Staatsanwaltschaft ermittelt bei Plasser & Theurer

Staatsanwaltschaft ermittelt bei Plasser & Theurer

Verdacht des Betrugs und der Wirtschaftsspionage gegen Konkurrenten System 7

Wie profil in der aktuellen Ausgabe berichtet, lässt die Staatsanwaltschaft Krems seit 2016 im Umfeld des Linzer Plasser & Theurer-Konzerns (PT) wegen des Verdachts des Betrugs und der Wirtschaftsspionage ermitteln. Nach profil-Recherchen führt die StA derzeit 13 Beschuldigte, unter ihnen der Industrielle Josef Theurer, dessen Enkel Johannes Max-Theurer, der Manager der Deutsche Plasser Bahnbaumaschinen GmbH Peter Josef Flatscher sowie der langjährige „Sicherheitsberater“ der Deutschen Plasser, Sascha Wandl. Wandl hatte nach einem Zerwürfnis mit seinem Auftraggeber Anfang 2016 in Österreich Selbstanzeige erstattet, das Landeskriminalamt Niederösterreich und das Bundesamt für Verfassungsschutz und Terrorismusbekämpfung nahmen die Ermittlungen auf.

Wandl soll in Flatschers Auftrag (angeblich mit Wissen und Billigung der Theurers) zwischen 2014 und 2015 „verdeckte Operationen“ gegen den österreichischen PT-Mitbewerber System 7 Railsupport GmbH (S7) organisiert haben. Eine von Wandl geleitete Gruppe privater „Ermittler“ soll S7 in betrügerischer Absicht (etwa unter Einsatz eines an einem Geschäftsabschluss vermeintlich interessierten „Tarnunternehmens“) Geschäftsgeheimnisse entlockt und diese an die Deutsche Plasser übergeben haben.

In einer profil vorliegenden Stellungnahme Flatschers an die StA Krems bestätigt dieser zwar, Wandl mit „legalen Ermittlungen“ gegen S7 beauftragt zu haben, bestreitet aber mit aller Vehemenz, „illegale Aktivitäten“ angeordnet, gebilligt oder auch nur davon gewusst zu haben.

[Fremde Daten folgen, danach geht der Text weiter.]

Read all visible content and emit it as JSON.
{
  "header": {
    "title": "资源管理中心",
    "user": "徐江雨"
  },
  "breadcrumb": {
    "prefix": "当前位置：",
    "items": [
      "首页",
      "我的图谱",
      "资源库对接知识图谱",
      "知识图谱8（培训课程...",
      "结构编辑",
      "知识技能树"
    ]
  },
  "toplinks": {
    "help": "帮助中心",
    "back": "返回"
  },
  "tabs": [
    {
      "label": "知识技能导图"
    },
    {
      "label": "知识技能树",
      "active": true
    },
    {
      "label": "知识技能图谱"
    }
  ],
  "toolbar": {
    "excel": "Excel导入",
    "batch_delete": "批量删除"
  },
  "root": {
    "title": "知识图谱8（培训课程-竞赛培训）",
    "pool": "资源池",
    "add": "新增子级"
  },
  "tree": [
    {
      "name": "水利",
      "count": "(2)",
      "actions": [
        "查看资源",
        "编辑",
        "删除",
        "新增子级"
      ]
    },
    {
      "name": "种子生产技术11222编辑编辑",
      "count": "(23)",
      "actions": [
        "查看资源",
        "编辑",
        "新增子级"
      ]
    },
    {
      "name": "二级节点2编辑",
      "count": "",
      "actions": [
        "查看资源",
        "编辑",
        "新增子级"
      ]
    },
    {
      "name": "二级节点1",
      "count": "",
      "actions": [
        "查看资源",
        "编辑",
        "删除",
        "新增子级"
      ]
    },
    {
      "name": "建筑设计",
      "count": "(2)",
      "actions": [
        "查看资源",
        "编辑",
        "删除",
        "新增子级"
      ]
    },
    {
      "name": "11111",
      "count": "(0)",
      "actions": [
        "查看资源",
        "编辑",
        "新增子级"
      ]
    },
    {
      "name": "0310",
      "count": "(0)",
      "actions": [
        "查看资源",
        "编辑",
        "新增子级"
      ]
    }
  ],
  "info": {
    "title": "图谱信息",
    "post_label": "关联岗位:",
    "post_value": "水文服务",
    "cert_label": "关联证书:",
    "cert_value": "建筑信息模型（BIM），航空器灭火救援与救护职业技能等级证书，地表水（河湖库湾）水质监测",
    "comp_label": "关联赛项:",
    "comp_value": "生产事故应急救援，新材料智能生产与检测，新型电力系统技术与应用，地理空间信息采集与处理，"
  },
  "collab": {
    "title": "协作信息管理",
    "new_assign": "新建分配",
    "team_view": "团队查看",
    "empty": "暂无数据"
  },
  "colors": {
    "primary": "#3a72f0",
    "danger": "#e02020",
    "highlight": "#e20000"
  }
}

Die Anwälte der Familie Theurer betonen in einer Stellungnahme an profil, dass Josef Theurer und Johannes Max-Theurer über Art und Umfang von Wandls Leistungen für die Deutsche Plasser zu keinem Zeitpunkt informiert gewesen seien.

PT führt seit 2016 in Linz ein Privatanklageverfahren gegen die Gründer von System 7, zwei ehemalige PT-Ingenieure. Sie sollen, so der Vorwurf, Betriebs- und Geschäftsgeheimnisse mit in die Selbstständigkeit genommen haben – was S7-Anwalt Gerold Wietrzyk entschieden zurückweist.